# Book Scraping and Clustering
Case Study for Patika Global Technology

* **Author:** Bora Boyacıoğlu
* **GitHub:** https://github.com/boraboyacioglu-itu
* **E-Mail:** boraboyacioglu@icloud.com

## Main Notebook

This notebook contains the main tasks on the project. The required analyses are done, and a main model (alongside an alternative) has been selected to do the clustering.

### 1. Web Scraping

This part is actually implemented in ```get_books.py```. Since the process takes time to run, I decided to write a terminal script.

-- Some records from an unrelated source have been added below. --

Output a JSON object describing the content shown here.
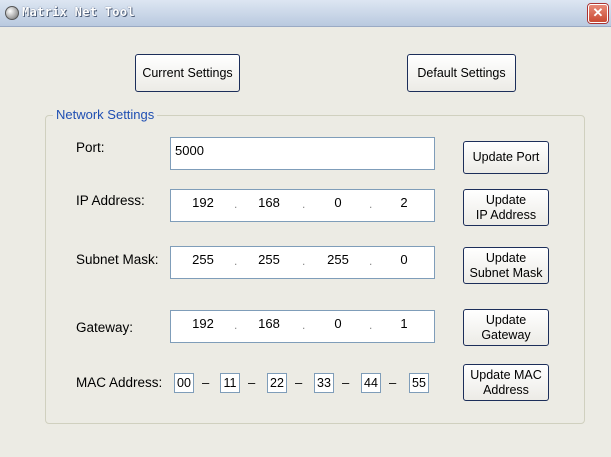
{
  "window": {
    "title": "Matrix Net Tool"
  },
  "toolbar": {
    "current_settings": "Current Settings",
    "default_settings": "Default Settings"
  },
  "group": {
    "label": "Network Settings"
  },
  "port": {
    "label": "Port:",
    "value": "5000",
    "button": "Update Port"
  },
  "ip": {
    "label": "IP Address:",
    "octets": [
      "192",
      "168",
      "0",
      "2"
    ],
    "button": "Update\nIP Address"
  },
  "subnet": {
    "label": "Subnet Mask:",
    "octets": [
      "255",
      "255",
      "255",
      "0"
    ],
    "button": "Update\nSubnet Mask"
  },
  "gateway": {
    "label": "Gateway:",
    "octets": [
      "192",
      "168",
      "0",
      "1"
    ],
    "button": "Update\nGateway"
  },
  "mac": {
    "label": "MAC Address:",
    "bytes": [
      "00",
      "11",
      "22",
      "33",
      "44",
      "55"
    ],
    "separator": "–",
    "button": "Update MAC\nAddress"
  },
  "icons": {
    "app": "app-globe-icon",
    "close": "close-icon"
  }
}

However, below, it is possible to run the code as well.

In [1]:
# Import necessary libraries.
import json
from get_books import scrape

In [None]:
# Define the base URL.
base_url = 'http://books.toscrape.com/'

# Scrape the books.
books = scrape(base_url)

In [None]:
# Save the data to a JSON file.
with open('books.json', 'w', encoding='utf-8') as f:
    json.dump(books, f, indent=4)

Alternatively, it is also possible to read the already-extracted book data.

In [1]:
import json

# Read the already extracted books data.
with open('books.json', encoding='utf-8') as f:
    books = json.load(f)

### 2. Analyses

In [20]:
import AnsiLib as al

print("Total number of books:", al.s(str(len(books)), False))
print("First Book:", al.s(books[0]['title'], False))
print("-Last Book:", al.s(books[-1]['title'], False))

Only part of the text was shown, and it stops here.